Thursday, May 31, 2007

The Turbulent Tiber

Professor Francis Beckwith, president of the Evangelical Theological Society (ETS), was recently received into the Roman Catholic Church. Dr. Beckwith's prominence in Evangelical circles (and beyond them as well) assured that the decision that he and his wife made would attract a good deal of attention, from both Catholics and Evangelicals. As a Roman Catholic who daily grows more grateful for the unearned and unmerited gift of faith and membership in the Mother Church, I am happy for Dr. Beckwith and his wife.

But I do not think that we Catholics should do an end-zone dance about this.

I have had the great good fortune to have had ongoing conversations with Evangelicals whose faith I admire greatly and whose contributions on the subject of faith and culture have been informative and inspiring. In general I feel that Catholics could use an evangelical nudge at least as much as Evangelicals could use a catholic one. (I myself am in constant need of both.)

"I find it almost uncanny that theology is so often engaged in banal and egoistic frictions today," wrote then-Cardinal Joseph Ratzinger 20 years ago, "when the waters have risen to humanity’s very neck and the death knell of theology may actually have sounded."

Here's a suggestion: why don't we Catholics and Evangelicals (and anyone else who wants in on the process) treat ourselves to a little good-humored holy competition: While remaining in serious dialogue with one another, let's see how well each of our traditions can accomplish the task before is: namely, to give a credible -- which is to say, existentially edifying -- account of the truth of Christianity. I might add, just to make the contest a little more interesting: the whole truth.

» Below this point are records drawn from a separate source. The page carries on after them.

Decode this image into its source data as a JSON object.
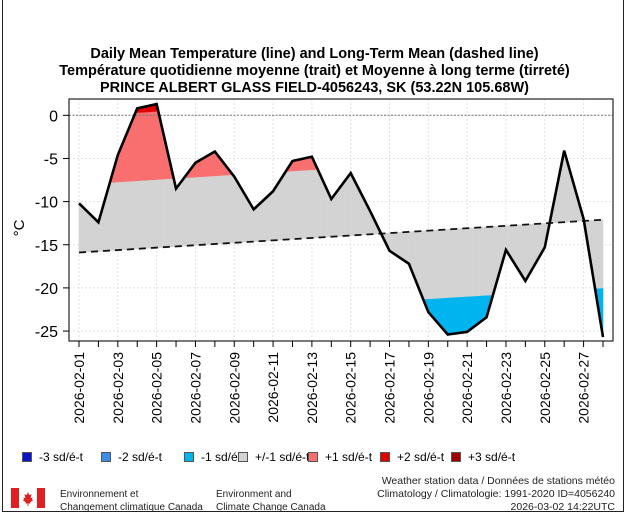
{
  "chart_data": {
    "type": "area",
    "title_lines": [
      "Daily Mean Temperature (line) and Long-Term Mean (dashed line)",
      "Température quotidienne moyenne (trait) et Moyenne à long terme (tirreté)",
      "PRINCE ALBERT GLASS FIELD-4056243, SK (53.22N 105.68W)"
    ],
    "ylabel": "°C",
    "xlabel": "",
    "ylim": [
      -26.2,
      1.9
    ],
    "yticks": [
      0,
      -5,
      -10,
      -15,
      -20,
      -25
    ],
    "xtick_labels": [
      "2026-02-01",
      "2026-02-03",
      "2026-02-05",
      "2026-02-07",
      "2026-02-09",
      "2026-02-11",
      "2026-02-13",
      "2026-02-15",
      "2026-02-17",
      "2026-02-19",
      "2026-02-21",
      "2026-02-23",
      "2026-02-25",
      "2026-02-27"
    ],
    "x": [
      "2026-02-01",
      "2026-02-02",
      "2026-02-03",
      "2026-02-04",
      "2026-02-05",
      "2026-02-06",
      "2026-02-07",
      "2026-02-08",
      "2026-02-09",
      "2026-02-10",
      "2026-02-11",
      "2026-02-12",
      "2026-02-13",
      "2026-02-14",
      "2026-02-15",
      "2026-02-16",
      "2026-02-17",
      "2026-02-18",
      "2026-02-19",
      "2026-02-20",
      "2026-02-21",
      "2026-02-22",
      "2026-02-23",
      "2026-02-24",
      "2026-02-25",
      "2026-02-26",
      "2026-02-27",
      "2026-02-28"
    ],
    "series": [
      {
        "name": "Daily Mean Temperature",
        "style": "solid",
        "values": [
          -10.2,
          -12.4,
          -4.6,
          0.8,
          1.3,
          -8.5,
          -5.5,
          -4.2,
          -7.1,
          -10.9,
          -8.8,
          -5.3,
          -4.8,
          -9.7,
          -6.7,
          -11.1,
          -15.7,
          -17.2,
          -22.8,
          -25.4,
          -25.1,
          -23.4,
          -15.6,
          -19.2,
          -15.3,
          -4.1,
          -12.0,
          -25.7
        ]
      },
      {
        "name": "Long-Term Mean",
        "style": "dashed",
        "start": -15.9,
        "end": -12.1
      }
    ],
    "sd": {
      "start": 7.9,
      "end": 7.9
    },
    "grid": true,
    "zero_line": true,
    "legend": {
      "placement": "bottom",
      "items": [
        {
          "label": "-3 sd/é-t",
          "color": "#0a14c8"
        },
        {
          "label": "-2 sd/é-t",
          "color": "#3c8ce6"
        },
        {
          "label": "-1 sd/é-t",
          "color": "#00b4f0"
        },
        {
          "label": "+/-1 sd/é-t",
          "color": "#d3d3d3"
        },
        {
          "label": "+1 sd/é-t",
          "color": "#f96f6f"
        },
        {
          "label": "+2 sd/é-t",
          "color": "#e00000"
        },
        {
          "label": "+3 sd/é-t",
          "color": "#a00000"
        }
      ]
    }
  },
  "footer": {
    "agency_fr": [
      "Environnement et",
      "Changement climatique Canada"
    ],
    "agency_en": [
      "Environment and",
      "Climate Change Canada"
    ],
    "source_lines": [
      "Weather station data / Données de stations météo",
      "Climatology / Climatologie: 1991-2020 ID=4056240",
      "2026-03-02 14:22UTC"
    ],
    "flag_icon": "canada-flag"
  }
}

Here's something that might balance things a bit. Let's call it, well ... works righteousness. It's from something then-Cardinal Joseph Ratzinger wrote 20 years ago.
Recently, I entertained two South American bishops, with whom I discussed both their social projects and their pastoral experiences and efforts. They told me of the intensive proselytizing with which the hundred or so Christian denominations of the reformed churches have encroached upon the traditional Catholicism of the land and are changing its religious face. In the course of the conversation, they spoke of a remarkable event that they considered symptomatic and that had forced them to examine their conscience as to the course taken by the Catholic Church of South America since the end of Vatican Council II. They reported that representatives of several [largely “indigenous”] villages had come to the Catholic bishop to tell him that they had now joined a Protestant community. They took the opportunity to thank the bishop for all the social undertakings by which he had accomplished many fine things for them through the years and which they greatly appreciated. “But we need a religion, too,” they said, “and that is why we have become Protestants.”
This was the result, then-Cardinal Ratzinger observed, of the decision of the postconciliar Church in Latin America “that these countries should first be developed and then evangelized,” an inversion of the Church’s purpose that the Protestant evangelists did not make. “But men really do not live by bread alone,” Cardinal Ratzinger wrote, “and cannot wait to have their other needs fulfilled until bread is no longer a problem.”

Those who undertake this task will likely be appreciative of parallel or converging efforts of others.

As a professor (whose name I cannot recall) at Wheaton College said to me several years ago on my first visit to Wheaton: "When Christ comes next time, he'll be looking for bride and not a harem."

It won't hurt to keep that in mind.

1 comment:

Athos said...

Dr. Beckwith's coming into full communion with the Catholic Church, and his conciliatory stance toward evangelical brothers gives me great hope in light of our need to be charitable and present more unity as Christian today.

It reminds me of something you said in your talk to the Oklahoma Methodist clergy, Gil: "we need to protect one another's wells."